两人边聊边走,忽听前头炸开一片喧闹,脚下一紧,立马蹽过去。
只见广华子被一男一女堵在街心,进退不得。
“爹!我才十四啊!您就把我就这么塞给一个胡子都白了的老头?您这是要毁了我一辈子!”
“小华,当初家里不是都谈妥了吗?你亲口答应的!难不成是你娘逼你的?”
“我问过你!你也点头了!怎么,转头就翻脸不认账?”
姑娘眼眶一红,泪珠子噼里啪啦往下砸,扑通跪倒,膝盖磕在青石板上闷响一声。
“爹!姐姐妹妹们全被您许出去了!这次求您高抬贵手!我已有心上人……这婚,我死也不应!”
话音未落,她一把攥住身边少年的手,两人齐刷刷跪下,额头抵地。
广华子冷眼扫过,袖子一抖——俩人像被无形手拎起,直挺挺站回原地。
“休想。”他声音平得像刀锋刮过冰面,“先不说这小子穷得揭不开锅,单凭他敢当街拦我女儿,就配不上你。”

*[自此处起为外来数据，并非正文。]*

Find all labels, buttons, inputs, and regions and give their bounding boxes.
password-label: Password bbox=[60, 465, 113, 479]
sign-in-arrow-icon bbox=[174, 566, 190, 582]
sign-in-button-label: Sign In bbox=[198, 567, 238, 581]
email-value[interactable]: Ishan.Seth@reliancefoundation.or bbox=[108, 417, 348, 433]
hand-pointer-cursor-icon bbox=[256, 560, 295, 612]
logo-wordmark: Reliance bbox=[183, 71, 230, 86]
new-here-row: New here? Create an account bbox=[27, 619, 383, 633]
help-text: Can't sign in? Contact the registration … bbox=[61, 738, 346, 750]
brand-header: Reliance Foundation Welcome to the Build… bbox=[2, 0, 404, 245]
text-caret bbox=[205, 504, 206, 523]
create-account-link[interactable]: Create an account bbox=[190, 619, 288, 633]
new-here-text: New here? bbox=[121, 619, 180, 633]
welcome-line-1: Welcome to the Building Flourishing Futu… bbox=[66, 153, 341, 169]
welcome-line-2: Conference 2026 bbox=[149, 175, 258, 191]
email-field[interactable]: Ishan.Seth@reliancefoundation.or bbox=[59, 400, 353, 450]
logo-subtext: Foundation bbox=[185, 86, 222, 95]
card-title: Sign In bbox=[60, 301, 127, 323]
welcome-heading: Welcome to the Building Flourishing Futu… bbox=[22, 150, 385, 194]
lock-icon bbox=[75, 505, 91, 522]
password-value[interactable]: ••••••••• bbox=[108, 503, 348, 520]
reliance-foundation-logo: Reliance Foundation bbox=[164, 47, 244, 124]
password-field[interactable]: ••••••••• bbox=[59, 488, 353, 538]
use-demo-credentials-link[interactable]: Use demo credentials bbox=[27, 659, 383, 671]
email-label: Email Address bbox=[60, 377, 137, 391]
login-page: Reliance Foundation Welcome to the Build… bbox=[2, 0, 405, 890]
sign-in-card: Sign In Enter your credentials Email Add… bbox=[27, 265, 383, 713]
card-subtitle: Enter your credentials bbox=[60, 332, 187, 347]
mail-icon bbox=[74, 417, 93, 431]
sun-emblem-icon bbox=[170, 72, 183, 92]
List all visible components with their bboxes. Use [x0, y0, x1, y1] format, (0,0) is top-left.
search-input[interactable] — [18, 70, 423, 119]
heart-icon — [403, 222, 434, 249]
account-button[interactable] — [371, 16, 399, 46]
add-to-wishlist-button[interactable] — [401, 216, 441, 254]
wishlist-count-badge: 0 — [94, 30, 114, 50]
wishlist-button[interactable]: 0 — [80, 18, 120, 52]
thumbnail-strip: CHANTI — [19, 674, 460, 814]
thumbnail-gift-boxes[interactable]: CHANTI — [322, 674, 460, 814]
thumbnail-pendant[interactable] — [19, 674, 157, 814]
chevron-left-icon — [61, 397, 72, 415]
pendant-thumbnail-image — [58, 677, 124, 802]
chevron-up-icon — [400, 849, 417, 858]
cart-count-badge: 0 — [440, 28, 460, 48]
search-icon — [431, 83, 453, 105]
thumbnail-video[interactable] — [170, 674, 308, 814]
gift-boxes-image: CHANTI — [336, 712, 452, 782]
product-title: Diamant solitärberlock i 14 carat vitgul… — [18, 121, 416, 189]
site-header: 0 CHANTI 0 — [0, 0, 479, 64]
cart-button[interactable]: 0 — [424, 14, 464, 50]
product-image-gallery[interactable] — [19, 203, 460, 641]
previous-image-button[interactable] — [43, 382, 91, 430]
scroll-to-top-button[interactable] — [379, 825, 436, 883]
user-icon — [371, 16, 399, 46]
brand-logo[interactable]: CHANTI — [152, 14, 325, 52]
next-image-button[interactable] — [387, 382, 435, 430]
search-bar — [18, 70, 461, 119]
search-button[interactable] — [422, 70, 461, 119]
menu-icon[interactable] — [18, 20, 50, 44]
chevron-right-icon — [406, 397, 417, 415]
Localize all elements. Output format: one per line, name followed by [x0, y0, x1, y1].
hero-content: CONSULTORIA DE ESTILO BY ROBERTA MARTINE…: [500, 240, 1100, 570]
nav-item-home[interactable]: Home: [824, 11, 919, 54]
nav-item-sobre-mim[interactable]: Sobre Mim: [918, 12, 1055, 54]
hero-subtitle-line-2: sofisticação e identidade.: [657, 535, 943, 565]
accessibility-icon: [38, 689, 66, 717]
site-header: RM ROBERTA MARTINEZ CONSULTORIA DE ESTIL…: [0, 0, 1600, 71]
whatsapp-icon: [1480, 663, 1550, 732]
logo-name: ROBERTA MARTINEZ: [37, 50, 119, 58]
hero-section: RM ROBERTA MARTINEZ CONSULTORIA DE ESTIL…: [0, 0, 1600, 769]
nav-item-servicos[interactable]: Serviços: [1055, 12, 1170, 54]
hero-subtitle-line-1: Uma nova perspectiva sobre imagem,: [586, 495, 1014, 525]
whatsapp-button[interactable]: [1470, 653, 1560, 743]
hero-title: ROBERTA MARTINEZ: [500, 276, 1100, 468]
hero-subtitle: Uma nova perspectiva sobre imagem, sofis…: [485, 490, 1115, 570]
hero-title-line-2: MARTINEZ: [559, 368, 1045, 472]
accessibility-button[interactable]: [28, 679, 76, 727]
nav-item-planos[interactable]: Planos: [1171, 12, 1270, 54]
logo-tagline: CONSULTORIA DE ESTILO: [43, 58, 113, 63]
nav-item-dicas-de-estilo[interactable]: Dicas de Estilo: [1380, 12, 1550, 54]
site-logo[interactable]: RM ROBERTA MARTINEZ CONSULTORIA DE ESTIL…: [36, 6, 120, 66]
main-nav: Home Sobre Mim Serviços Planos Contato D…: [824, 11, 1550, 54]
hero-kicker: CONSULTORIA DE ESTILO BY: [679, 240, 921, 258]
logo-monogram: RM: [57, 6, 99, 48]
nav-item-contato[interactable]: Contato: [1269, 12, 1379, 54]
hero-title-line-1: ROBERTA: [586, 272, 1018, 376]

“爹!他虽年少,却有骨气!您以前不是总说‘莫欺少年穷’吗?”
秦辰倚在墙边,眯眼打量气得指尖颤的广华子,无声摇头。
这丫头,真不该当众撕脸——不管对错,规矩就是规矩。再委屈,也该关起门来哭,不该把老子钉在大庭广众之下示众。
“哟——这不是咱们鼎鼎大名的广华真人嘛?”张宪祖翘着二郎腿凑上前,笑得牙不见眼,“当年您送闺女时,可没见谁敢吱声啊?”
“啧啧,今儿这出戏,还是您最疼的掌上明珠唱的主角呢。”
秦辰伸手拽了拽他后领,语气懒散:“行了张兄,嘴上积点德。人家家事,轮不到你敲锣打鼓。再说了——”
他顿了顿,瞥了眼张宪祖花白鬓角,“您这岁数,装什么热血少年?”
哼,这人简直禽兽不如!把亲闺女当货物一样打包送人,你可知道他那些女儿现在活得像什么?——泡在苦水里熬日子,连口热汤都喝不上!
张宪祖压根没搭理秦辰,胸口一闷,话就炸了出来。
当年那档子事早翻篇了,可在他心里,那道疤从来没结痂,更别提脱落。
秦辰虽摸不清张宪祖如今为何突然暴走,但一眼就看出——这人憋着火呢,八成和广成子有过节,旧账摞得比山还高。